Core Security Mechanisms:
-
OCI Container Isolation - Complete process isolation using:
- PID namespace: Containerized processes cannot see host processes
- Mount namespace: Isolated filesystem, cannot access host files
- Network namespace: Network isolation (configurable)
- User namespace: Rootless containers map to unprivileged user on host
- IPC namespace: No shared memory with host processes
- UTS namespace: Separate hostname
- Cgroup namespace: Isolated cgroup view
-
Rootless by Default - Runs entirely as non-root user, no daemon needed
-
Cgroups v2 - Enforces resource limits:
- CPU time limits
- Memory limits
- Process count limits
- I/O bandwidth control
-
SELinux/AppArmor Integration - Additional security layers where available
All security claims are validated by comprehensive tests in tests/security/test_sandbox_security.py.
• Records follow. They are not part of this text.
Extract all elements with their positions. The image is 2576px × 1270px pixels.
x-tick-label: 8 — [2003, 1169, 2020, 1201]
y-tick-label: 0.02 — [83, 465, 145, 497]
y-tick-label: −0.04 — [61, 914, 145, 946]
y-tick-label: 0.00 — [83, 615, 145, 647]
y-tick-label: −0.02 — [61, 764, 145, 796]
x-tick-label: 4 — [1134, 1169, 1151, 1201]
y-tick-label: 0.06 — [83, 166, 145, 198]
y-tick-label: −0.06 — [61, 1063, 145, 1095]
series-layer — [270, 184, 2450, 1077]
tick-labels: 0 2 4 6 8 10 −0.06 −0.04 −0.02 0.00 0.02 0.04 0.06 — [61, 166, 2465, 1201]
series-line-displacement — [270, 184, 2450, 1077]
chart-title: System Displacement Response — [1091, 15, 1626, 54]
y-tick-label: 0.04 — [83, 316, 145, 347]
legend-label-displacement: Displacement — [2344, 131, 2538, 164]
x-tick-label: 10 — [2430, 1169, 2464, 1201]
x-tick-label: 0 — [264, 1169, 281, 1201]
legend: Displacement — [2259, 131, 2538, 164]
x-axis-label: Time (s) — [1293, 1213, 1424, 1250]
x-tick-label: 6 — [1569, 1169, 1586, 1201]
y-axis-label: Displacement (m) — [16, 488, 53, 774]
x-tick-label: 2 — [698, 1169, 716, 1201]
The test suite covers:
- Filesystem Isolation: Verifies host credentials (SSH keys, AWS/GCP credentials) are inaccessible
- Environment Isolation: Ensures host environment variables don't leak into sandbox
- Network Isolation: Confirms network access is blocked by default
- Process Isolation: Validates sandbox cannot see or interact with host processes
- Privilege Isolation: Tests that privilege escalation (root, sudo, chown) is blocked
- Resource Limits: Confirms timeouts and memory limits are enforced
- Syscall Filtering: Verifies dangerous syscalls (ptrace, mount) are blocked
Run security tests:
uv run pytest tests/security/ -vNot a Security Boundary (Same as Docker):
Like all container solutions, Podman provides strong isolation but not a perfect security boundary. Linux namespaces were designed for resource partitioning, not security isolation.